The Republican National Committee (RNC) voted Friday to censure Republican Reps. Liz Cheney, of Wyoming, and Adam Kinzinger, of Illinois, for their participation in the House select committee investigating the January 6, 2021, attack on the U.S. Capitol carried out by the supporters of then-President Donald Trump. In the process, it also attempted to reframe the events of that day as “legitimate political discourse.”
That extraordinary statement could come back to haunt Republican candidates this November, according to Liz Claman, a host on the Fox Business Network.
“When a national political party like Republicans define all the attacks that we saw with hockey sticks and tasers and all kinds of weapons including the American flag pole being used as a spear, when they define that as ‘legitimate political discourse,’ I can pretty much guarantee you they’ve got bigger problems than Liz Cheney and Adam Kinzinger,” Claman said in an interview with Fox News host Howie Kurtz. “And we're closer to the midterm elections than we were January 6, that was pointed out by The Daily Caller, a very conservative site, who made that connection.
“But, Howie, I would only say, every Democrat rival is going to be using that video and then that ‘legitimate political discourse' [resolution] in those ads, and that is going to be a problem for Republicans,” she added.
As the party out of power in Washington DC, Republicans are hoping to make significant gains in November's midterm elections, including potentially retaking the majority in the House of Representatives.
The problem is the fact that Trump refuses to move on from his 2020 loss, according to Jane Coaston, a libertarian podcaster for the New York Times.
"But, for Donald Trump, the idea that he lost the 2020 election, which he did, is the biggest slap in the face imaginable.
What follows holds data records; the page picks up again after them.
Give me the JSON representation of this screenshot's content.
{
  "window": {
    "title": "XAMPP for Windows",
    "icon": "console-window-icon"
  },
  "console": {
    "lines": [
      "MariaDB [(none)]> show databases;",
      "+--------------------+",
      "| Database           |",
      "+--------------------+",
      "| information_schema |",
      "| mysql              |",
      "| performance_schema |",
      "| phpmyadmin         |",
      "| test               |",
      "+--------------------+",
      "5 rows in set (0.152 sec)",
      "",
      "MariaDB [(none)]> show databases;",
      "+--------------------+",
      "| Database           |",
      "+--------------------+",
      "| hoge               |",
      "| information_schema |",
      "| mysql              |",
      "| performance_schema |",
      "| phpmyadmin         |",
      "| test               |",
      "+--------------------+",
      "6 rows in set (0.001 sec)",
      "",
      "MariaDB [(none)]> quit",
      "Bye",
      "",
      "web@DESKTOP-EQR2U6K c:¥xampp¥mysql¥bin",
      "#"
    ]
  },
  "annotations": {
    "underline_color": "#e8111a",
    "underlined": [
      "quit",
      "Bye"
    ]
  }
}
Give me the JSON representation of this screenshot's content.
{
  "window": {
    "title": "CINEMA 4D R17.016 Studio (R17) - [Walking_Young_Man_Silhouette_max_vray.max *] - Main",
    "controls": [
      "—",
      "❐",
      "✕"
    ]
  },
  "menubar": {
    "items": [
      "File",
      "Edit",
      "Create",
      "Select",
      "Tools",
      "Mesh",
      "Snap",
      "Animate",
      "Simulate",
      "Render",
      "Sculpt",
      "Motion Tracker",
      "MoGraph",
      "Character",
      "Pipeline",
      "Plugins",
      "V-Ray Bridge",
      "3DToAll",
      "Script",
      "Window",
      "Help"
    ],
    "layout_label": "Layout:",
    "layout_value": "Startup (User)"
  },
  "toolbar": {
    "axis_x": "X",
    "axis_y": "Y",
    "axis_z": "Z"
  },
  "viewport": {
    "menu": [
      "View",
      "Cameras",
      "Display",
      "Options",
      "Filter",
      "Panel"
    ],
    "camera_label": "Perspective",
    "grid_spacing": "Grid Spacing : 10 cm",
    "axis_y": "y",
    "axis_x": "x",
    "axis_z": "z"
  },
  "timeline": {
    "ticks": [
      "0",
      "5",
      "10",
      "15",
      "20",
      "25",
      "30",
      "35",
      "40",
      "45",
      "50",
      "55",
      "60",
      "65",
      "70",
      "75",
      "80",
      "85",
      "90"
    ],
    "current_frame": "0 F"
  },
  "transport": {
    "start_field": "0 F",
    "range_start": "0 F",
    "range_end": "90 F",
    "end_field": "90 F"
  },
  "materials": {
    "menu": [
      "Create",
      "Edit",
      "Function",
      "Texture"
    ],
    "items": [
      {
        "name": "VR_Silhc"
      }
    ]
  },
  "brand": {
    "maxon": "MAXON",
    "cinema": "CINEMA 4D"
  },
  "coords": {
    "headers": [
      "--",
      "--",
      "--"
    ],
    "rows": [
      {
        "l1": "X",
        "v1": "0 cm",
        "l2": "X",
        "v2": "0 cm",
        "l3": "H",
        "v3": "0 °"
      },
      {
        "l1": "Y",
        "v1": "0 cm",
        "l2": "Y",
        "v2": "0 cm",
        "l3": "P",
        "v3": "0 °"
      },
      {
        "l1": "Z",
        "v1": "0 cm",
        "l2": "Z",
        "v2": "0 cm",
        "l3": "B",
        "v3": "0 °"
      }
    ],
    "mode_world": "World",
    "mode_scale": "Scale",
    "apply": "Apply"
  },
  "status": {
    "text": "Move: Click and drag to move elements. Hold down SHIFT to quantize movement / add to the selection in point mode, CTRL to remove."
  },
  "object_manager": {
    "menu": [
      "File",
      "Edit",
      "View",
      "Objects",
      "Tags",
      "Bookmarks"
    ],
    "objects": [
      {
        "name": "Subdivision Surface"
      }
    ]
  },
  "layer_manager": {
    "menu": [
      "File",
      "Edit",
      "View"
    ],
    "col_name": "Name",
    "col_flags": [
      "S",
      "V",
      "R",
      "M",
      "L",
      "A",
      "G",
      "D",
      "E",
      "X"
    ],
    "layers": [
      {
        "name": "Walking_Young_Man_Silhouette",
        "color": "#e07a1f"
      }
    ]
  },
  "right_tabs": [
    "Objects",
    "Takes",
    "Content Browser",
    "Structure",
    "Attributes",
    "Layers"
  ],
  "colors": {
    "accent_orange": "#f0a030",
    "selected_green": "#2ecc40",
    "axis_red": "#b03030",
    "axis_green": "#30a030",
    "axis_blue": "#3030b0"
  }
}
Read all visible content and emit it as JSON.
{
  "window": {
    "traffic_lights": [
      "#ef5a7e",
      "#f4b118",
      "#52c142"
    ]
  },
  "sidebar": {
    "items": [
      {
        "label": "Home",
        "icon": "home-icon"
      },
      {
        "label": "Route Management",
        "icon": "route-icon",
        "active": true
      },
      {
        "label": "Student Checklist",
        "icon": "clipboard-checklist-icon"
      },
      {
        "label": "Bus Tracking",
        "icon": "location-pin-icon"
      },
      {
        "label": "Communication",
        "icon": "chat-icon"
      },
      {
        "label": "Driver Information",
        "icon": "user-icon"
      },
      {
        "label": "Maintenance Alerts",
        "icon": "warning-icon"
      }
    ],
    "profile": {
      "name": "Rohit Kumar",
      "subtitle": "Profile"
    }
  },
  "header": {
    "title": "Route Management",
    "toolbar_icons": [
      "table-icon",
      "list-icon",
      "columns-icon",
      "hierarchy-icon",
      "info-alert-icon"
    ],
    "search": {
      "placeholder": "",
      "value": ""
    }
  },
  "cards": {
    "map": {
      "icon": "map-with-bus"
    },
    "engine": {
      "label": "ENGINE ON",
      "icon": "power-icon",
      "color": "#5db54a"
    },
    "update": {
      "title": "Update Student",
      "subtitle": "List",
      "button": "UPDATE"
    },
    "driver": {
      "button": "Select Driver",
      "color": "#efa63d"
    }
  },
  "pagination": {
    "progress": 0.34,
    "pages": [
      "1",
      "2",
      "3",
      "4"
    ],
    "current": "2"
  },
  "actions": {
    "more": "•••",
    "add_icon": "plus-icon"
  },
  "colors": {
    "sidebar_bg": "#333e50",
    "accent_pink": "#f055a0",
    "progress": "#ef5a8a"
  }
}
And so I think that you're going to see increasingly, in this year's elections and in 2024, that whether or not you believe the ‘Big Lie' is going to be a litmus test,” Coaston said in an interview Sunday on ABC, referring to Trump’s falsehood that the election was stolen from him due to massive Democratic fraud. “And I think that we're going to see that moving forward.
“And it's interesting, people keep saying, like, ‘politicizing January 6.’ January 6 was a political event,” she said, referring to the deadly insurrection which left then-Vice President Mike Pence and lawmakers running for their lives as extremist supporters of Donald Trump's stormed the Capitol in an attempt to overturn the lawful and legitimate certification of Joe Biden as the next president of the United States. “The point of January 6 was that someone who lost an election believed he didn't lose an election. That's a political statement.
“And so, I think that you're seeing Republicans wishing that other Republicans would stop talking about this. But until Donald Trump does, they're in trouble,” she said.